Your family history matters too. If a close relative has had stomach cancer, your own risk may be higher. That comes partly through shared genes, and partly through the eating habits you grew up with. Where your family comes from also plays a role. Your risk is higher if you have roots in East Asia, Eastern Europe, or parts of Latin America, where H. pylori is more common and traditional diets tend to be high in salt.
How to Test, Treat, and Protect Your Stomach
Here is the most important thing for you to know: H. pylori is treatable, and treating it can meaningfully lower your risk. Your treatment usually involves a short course of antibiotics. These are combined with a proton pump inhibitor, which reduces stomach acid secretion. Your full course typically lasts 10 to 14 days. After you finish, your doctor can run a simple follow-up test to confirm your infection is gone.
Getting yourself tested is straightforward. Your doctor can arrange a breath test, a stool test, or a blood test, depending on your situation. If you have ongoing symptoms such as persistent stomach pain, bloating, or heartburn, bring them up at your next appointment. If stomach cancer runs in your family, testing is especially worth your time.
In some countries, testing programmes are being set up to find H. pylori in populations where stomach cancer rates are higher. Early results look encouraging for your long-term outcomes. Treating your infection before any pre-cancerous changes develop appears to cut your cancer risk significantly. This kind of early action is the most powerful step you can take for your stomach health.
You don’t need to overhaul your entire lifestyle overnight. A few steady changes to your diet and habits can make a real difference to your stomach health over time. Here’s where to start:
- Eat more fresh food. Fruits, vegetables, and whole grains contain antioxidants and fibre that support your stomach lining and help reduce inflammation.
- Cut back on salt and pickled foods. Try fresh herbs and spices to add flavour to your meals without the extra salt.
- Choose fresh proteins over processed meats. Chicken, fish, eggs, and plant-based proteins are all better long-term choices for your health.
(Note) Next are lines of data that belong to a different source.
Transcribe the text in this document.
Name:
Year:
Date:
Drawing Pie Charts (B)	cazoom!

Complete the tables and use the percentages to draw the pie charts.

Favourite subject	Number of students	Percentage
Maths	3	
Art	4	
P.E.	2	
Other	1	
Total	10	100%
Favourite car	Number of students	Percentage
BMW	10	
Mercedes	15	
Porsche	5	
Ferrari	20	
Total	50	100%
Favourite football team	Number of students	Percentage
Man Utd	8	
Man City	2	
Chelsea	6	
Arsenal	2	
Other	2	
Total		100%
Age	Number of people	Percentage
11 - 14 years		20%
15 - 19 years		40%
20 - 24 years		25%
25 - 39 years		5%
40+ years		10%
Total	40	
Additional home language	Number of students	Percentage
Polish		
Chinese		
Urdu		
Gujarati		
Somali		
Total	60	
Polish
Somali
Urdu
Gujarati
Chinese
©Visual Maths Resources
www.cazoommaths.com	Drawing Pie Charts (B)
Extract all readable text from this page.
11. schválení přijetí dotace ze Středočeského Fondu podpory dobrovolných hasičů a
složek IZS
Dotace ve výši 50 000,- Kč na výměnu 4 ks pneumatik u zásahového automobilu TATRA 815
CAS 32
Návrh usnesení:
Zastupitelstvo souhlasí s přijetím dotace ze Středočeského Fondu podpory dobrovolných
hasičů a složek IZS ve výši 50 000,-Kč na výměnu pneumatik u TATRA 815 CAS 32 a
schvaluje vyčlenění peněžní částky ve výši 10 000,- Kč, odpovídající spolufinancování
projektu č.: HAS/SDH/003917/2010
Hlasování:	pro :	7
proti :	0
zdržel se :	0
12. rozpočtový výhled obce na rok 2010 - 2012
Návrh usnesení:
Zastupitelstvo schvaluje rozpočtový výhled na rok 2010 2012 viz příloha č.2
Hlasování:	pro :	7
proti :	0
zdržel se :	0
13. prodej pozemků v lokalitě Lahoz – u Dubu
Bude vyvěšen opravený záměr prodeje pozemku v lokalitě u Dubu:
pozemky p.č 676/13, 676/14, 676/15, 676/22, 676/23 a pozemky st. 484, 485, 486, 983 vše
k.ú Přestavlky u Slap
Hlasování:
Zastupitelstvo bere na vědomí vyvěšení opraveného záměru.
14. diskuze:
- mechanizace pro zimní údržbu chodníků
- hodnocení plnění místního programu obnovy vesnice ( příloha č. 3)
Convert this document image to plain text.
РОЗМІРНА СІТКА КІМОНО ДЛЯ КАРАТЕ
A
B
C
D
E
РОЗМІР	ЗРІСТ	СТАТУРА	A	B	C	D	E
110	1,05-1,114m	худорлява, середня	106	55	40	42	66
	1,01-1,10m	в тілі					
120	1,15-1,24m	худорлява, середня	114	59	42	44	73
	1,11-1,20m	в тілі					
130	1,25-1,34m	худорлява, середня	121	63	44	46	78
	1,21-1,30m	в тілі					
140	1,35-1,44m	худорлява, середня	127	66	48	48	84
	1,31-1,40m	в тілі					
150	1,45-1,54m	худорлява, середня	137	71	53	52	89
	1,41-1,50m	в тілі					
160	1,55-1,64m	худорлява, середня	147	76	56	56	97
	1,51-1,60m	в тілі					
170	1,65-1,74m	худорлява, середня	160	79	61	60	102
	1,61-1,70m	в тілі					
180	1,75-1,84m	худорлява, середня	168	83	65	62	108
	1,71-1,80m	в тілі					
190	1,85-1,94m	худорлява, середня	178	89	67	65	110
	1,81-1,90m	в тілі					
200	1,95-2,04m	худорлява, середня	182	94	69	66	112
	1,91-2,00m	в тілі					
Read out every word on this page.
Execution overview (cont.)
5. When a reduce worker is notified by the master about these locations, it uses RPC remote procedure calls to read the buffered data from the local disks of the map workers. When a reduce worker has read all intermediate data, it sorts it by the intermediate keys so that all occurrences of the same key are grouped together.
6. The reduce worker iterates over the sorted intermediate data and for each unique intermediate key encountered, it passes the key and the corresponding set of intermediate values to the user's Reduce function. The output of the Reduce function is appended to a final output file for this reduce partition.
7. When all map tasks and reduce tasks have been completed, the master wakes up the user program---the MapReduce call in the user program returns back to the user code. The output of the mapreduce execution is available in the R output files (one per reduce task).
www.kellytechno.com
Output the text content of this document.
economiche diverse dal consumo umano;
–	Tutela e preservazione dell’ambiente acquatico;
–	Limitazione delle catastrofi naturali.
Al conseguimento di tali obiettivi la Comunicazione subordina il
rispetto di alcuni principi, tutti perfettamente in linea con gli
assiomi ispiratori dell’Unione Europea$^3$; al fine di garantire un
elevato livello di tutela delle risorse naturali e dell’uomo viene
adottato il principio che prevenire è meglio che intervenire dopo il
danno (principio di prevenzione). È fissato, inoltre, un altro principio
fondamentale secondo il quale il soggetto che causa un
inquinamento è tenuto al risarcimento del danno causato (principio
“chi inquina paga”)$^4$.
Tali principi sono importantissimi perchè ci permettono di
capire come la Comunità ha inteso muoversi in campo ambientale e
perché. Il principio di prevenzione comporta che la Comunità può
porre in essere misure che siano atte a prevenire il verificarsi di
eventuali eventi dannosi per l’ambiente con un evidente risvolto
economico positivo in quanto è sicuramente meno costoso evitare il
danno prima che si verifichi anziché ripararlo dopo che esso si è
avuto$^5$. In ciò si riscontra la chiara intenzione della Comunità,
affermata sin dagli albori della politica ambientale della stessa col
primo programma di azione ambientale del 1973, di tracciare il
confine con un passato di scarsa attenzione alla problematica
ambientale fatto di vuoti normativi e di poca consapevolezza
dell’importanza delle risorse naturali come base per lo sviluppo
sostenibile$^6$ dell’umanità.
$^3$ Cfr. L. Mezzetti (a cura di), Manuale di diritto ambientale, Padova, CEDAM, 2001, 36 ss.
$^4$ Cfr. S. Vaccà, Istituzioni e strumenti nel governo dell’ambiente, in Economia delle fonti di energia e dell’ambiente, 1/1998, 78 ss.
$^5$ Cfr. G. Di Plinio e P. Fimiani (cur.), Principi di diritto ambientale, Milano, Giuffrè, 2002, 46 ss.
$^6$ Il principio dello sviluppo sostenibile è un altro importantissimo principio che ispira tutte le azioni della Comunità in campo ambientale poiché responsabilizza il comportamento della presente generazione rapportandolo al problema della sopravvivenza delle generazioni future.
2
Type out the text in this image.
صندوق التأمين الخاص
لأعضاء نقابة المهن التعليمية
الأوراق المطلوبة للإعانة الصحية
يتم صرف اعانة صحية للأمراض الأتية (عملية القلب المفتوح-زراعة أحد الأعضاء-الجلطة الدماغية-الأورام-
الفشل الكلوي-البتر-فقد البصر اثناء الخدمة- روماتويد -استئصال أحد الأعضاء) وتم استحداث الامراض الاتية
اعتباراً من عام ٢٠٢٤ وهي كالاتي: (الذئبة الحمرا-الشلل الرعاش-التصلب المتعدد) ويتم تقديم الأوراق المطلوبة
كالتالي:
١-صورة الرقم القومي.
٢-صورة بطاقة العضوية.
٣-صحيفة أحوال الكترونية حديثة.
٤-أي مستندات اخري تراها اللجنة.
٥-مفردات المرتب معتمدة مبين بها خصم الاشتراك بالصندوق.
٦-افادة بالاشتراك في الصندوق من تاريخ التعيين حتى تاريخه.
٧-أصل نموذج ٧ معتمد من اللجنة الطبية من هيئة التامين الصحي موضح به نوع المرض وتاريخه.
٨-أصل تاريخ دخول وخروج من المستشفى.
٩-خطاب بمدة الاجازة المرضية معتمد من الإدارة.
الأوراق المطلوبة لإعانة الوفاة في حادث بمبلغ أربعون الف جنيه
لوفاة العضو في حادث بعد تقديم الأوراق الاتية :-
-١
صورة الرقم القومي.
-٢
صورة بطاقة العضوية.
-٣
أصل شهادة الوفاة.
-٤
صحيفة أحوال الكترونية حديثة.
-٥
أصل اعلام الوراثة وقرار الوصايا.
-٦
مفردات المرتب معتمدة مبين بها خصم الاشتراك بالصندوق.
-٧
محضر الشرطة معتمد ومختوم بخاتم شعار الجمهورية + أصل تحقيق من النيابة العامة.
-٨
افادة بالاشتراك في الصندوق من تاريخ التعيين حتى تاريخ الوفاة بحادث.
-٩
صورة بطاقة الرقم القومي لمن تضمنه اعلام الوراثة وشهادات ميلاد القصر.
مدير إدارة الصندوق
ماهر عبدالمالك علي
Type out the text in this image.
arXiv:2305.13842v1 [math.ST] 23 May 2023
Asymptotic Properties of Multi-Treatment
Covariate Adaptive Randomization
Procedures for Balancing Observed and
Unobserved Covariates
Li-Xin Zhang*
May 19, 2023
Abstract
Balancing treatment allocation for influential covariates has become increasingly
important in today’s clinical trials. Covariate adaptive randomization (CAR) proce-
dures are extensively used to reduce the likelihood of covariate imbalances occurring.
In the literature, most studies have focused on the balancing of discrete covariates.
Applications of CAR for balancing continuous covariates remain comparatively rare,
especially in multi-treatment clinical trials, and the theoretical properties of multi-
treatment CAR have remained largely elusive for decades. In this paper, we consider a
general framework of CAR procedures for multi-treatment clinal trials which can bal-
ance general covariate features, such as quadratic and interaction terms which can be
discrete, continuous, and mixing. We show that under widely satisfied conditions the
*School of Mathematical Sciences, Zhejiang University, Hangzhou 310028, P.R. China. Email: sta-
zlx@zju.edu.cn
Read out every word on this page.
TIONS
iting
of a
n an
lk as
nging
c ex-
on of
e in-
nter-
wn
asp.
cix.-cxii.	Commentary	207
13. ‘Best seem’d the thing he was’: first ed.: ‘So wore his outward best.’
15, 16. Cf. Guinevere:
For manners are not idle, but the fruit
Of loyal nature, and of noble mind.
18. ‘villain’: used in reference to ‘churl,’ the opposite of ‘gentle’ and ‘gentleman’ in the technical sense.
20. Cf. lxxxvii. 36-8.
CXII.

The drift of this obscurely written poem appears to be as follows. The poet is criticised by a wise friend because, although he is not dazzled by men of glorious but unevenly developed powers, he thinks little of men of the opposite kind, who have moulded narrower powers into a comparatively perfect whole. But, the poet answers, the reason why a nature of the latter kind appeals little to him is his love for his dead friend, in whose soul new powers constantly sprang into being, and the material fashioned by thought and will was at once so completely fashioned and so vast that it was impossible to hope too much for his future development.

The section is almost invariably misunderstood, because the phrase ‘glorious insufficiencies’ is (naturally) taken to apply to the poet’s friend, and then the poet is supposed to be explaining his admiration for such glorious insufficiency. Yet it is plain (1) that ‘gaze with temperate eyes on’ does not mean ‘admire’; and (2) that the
- Stop smoking if you do. Stopping is one of the most impactful things you can do for your stomach and for your overall health. Your GP can point you towards cessation support.
- Ask about testing if you have lingering symptoms or a family history of stomach cancer. Getting your infection treated early gives you the best possible protection.
What This Means for You
When you first learn that a common bacterium is behind most stomach cancers, it might feel unsettling. But this knowledge puts you in a useful position. You can get tested and treated. You can make changes to your diet and habits that lower your risk over time.
If you have H. pylori, you’re still far more likely to never develop stomach cancer than to develop it. Stay aware of your risk. Speak to your GP if something doesn’t feel right. A few consistent changes to how you eat and live can genuinely protect your health over the long run.
Your gut health matters more than most people realise. Taking care of it isn’t complicated for you. It’s just a series of small, steady choices you make over time.